Может быть, виною тому были костюмы, что мы так беспечно произносили слова. Как и она, я тоже переоделся в домино – немного против своей воли. Но моя одежда тоже была мокрая после дождливого дня и сохла у камина. Необычные платья в призрачном окружении минувшей жеманной эпохи преобразили нас и делали возможными в наших устах иные, обычно неведомые слова. Верность и неверность потеряли вдруг свою тяжесть и односторонность; одно могло стать другим, существовало не просто то или другое – возникли тысячи оттенков и переходов, а слова утратили прежнее значение.
– Мы мертвые, – шептала Элен. – Оба. Ты мертвый с мертвым паспортом, а я сегодня умерла в больнице. Посмотри на наши платья! Мы, словно золотистые, пестрые летучие мыши, кружимся в отошедшем столетии. Его называли веком великолепия, и он таким и был с его менуэтами, с его грацией и небом в завитушках рококо. Правда, в конце его выросла гильотина
– как она всегда вырастает после праздника – в сером рассвете, сверкающая и неумолимая. Где нас встретит наша, любимый?
– Оставь, Элен, – сказал я.
– Ее не будет нигде, – прошептала она. Зачем мертвым гильотина? Она больше не может рассечь нас. Нельзя рассечь свет и тень. Но разве не хотели разорвать наши руки – снова и снова? Сжимай же меня крепче в этом колдовском очаровании, в этой золотистой тьме, и, может быть, что-нибудь останется из этого, – то, что озарит потом горький час расставания и смерти.
– Не говори так, Элен, – сказал я. Мне было жутко.
– Вспоминай меня всегда такой, как сейчас, – шептала она, не слушая, – кто знает, что еще станет с нами…
– Мы уедем в Америку, и война когда-нибудь окончится, – сказал я.

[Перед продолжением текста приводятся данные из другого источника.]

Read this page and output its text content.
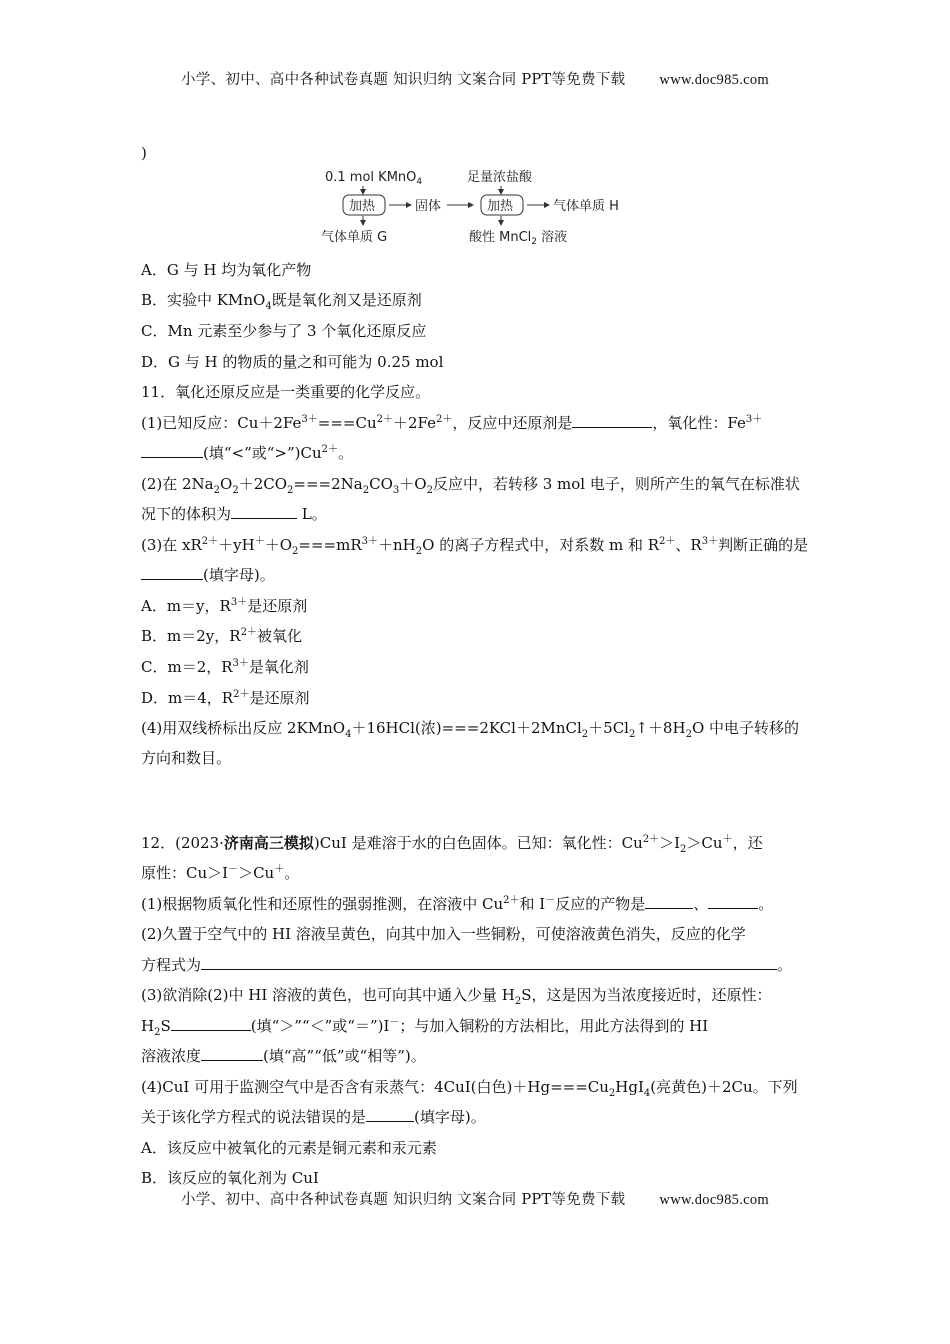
小学、初中、高中各种试卷真题 知识归纳 文案合同 PPT等免费下载 www.doc985.com
)
0.1 mol KMnO$_4$
加热	固体
足量浓盐酸
加热	气体单质 H
气体单质 G	酸性 MnCl$_2$ 溶液
A．G 与 H 均为氧化产物
B．实验中 KMnO$_4$既是氧化剂又是还原剂
C．Mn 元素至少参与了 3 个氧化还原反应
D．G 与 H 的物质的量之和可能为 0.25 mol
11．氧化还原反应是一类重要的化学反应。
(1)已知反应：$Cu+2Fe^{3+}===Cu^{2+}+2Fe^{2+}$，反应中还原剂是	，氧化性：$Fe^{3+}$
(填“<”或“$>”)Cu^{2+}$。
(2)在 $2Na_2O_2+2CO_2===2Na_2CO_3+O_2$反应中，若转移 3 mol 电子，则所产生的氧气在标准状
况下的体积为	L。
(3)在 $xR^{2+}+yH^++O_2===mR^{3+}+nH_2O$ 的离子方程式中，对系数 m 和 $R^{2+}$、$R^{3+}$判断正确的是
(填字母)。
A．m＝y，$R^{3+}$是还原剂
B．m＝2y，$R^{2+}$被氧化
C．m＝2，$R^{3+}$是氧化剂
D．m＝4，$R^{2+}$是还原剂
(4)用双线桥标出反应 2KMnO$_4$＋16HCl(浓)$===2KCl+2MnCl_2+5Cl_2↑+8H_2O$ 中电子转移的
方向和数目。
12．(2023·济南高三模拟)CuI 是难溶于水的白色固体。已知：氧化性：$Cu^{2+}>I_2>Cu^+$，还
原性：Cu＞I－＞Cu＋。
(1)根据物质氧化性和还原性的强弱推测，在溶液中 $Cu^{2+}$和 I－反应的产物是	、	。
(2)久置于空气中的 HI 溶液呈黄色，向其中加入一些铜粉，可使溶液黄色消失，反应的化学
方程式为	。
(3)欲消除(2)中 HI 溶液的黄色，也可向其中通入少量 $H_2S$，这是因为当浓度接近时，还原性：
$H_2S$	(填“＞”“＜”或“＝”)I－；与加入铜粉的方法相比，用此方法得到的 HI
溶液浓度	(填“高”“低”或“相等”)。
(4)CuI 可用于监测空气中是否含有汞蒸气：4CuI(白色)$+Hg===Cu_2HgI_4$(亮黄色)＋2Cu。下列
关于该化学方程式的说法错误的是	(填字母)。
A．该反应中被氧化的元素是铜元素和汞元素
B．该反应的氧化剂为 CuI
小学、初中、高中各种试卷真题 知识归纳 文案合同 PPT等免费下载 www.doc985.com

– Я не жалуюсь, – говорила она, приблизив ко мне свое лицо. – Разве можно жаловаться? Ну что было бы из нас? Скучная, посредственная пара, которая вела бы в Оснабрюке скучное, посредственное существование с посредственными чувствами и ежегодными поездками во время отпуска…
Я засмеялся:
– Можно взглянуть на это и так.
Она была очень оживленной в этот вечер и превратила его в праздник. Со свечой в руках, в золотых туфельках, – которые она купила в Париже и сохранила, несмотря ни на что, – она побежала в погреб и принесла еще бутылку вина. Я стоял на лестнице и смотрел сверху, как она поднимается сквозь мрак, обратив ко мне освещенное лицо, окруженное тьмой. Я был счастлив, если называть счастьем зеркало, в котором отражается любимое лицо – чистое и прекрасное.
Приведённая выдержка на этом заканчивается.